----- Original Message -----
From: "gfgs pedo" <[EMAIL PROTECTED]>
> > > Oh surely you can do better than that - making it
> > hard to guess the seed
> > > is also clearly a desirable property (and one that
> > the square root "rng"
> > > does not have).
> U can choose any arbitrary seed(greater than 100 bits
> as he (i forgot who) mentioned earlier.Then subject it
> to the Rabin-Miller test.
> Since the seed value is a very large number,it would
> be impossible to determine the actual value.The
> chances the intruder find the correct seed or the
> prime number hence generated is practically verly low.
You act like the only possible way to figure it out is to guess the initial
seed. The truth is that the number used leaves a substantial amount of
residue in it's square root, and there are various rules that can be applied
to square roots as well. Since with high likelihood you will have a lot of
small factors but few large ones, it's a reasonable beginning to simply
store the roots of the first many primes, this gives you a strong network to
work from when looking for those leftover signatures. With decent likelihood
the first 2^32 primes would be sufficient for this when you choose 100 bit
numbers, and this attack will be much faster than brute force. So while you
have defeated brute force (no surprise there, brute force is easy to defeat)
you haven't developed a strong enough generation sequence to really get much
of anywhere.
> > Of course, finding the square root of a 100 digit
> > number to a
> > precision of hundreds of decimal places is a lot of
> > computational
> > effort for no good reason.
> Yes the effort is going to be large but why no good
> reason?
Because it's a broken pRNG, that is extremely expensive to run. If you want
a fast pRNG you look to ciphers in CTR mode, or stream ciphers, if you want
one that's provably good you go to BBS (which is probably faster than your
algorithm anyway). So there's no good reason to implement such an algorithm.
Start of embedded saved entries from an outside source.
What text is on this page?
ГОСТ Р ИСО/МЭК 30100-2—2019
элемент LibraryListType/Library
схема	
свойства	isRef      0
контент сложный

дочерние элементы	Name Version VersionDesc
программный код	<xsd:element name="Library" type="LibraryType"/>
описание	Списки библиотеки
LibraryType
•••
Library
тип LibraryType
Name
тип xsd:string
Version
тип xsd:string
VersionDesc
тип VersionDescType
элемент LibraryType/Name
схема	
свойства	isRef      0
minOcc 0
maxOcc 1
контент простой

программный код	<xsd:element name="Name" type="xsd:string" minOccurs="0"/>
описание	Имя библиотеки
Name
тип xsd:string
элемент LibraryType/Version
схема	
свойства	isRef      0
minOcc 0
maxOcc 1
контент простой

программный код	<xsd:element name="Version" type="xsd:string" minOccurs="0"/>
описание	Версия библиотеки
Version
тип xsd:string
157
> > BTW, the original poster seemed to be under the
> > delusion that
> > a number had to be prime in order for its square to
> > be irrational,
> > but every integer that is not a perfect square has
> > an irrational
> > square root (if A and B are mutually prime, A^2/B^2
> > can't be
> > simplified).
>
> Nope ,I'm under no such delusion :)
Just the delusion that your algorithm was good.
Joe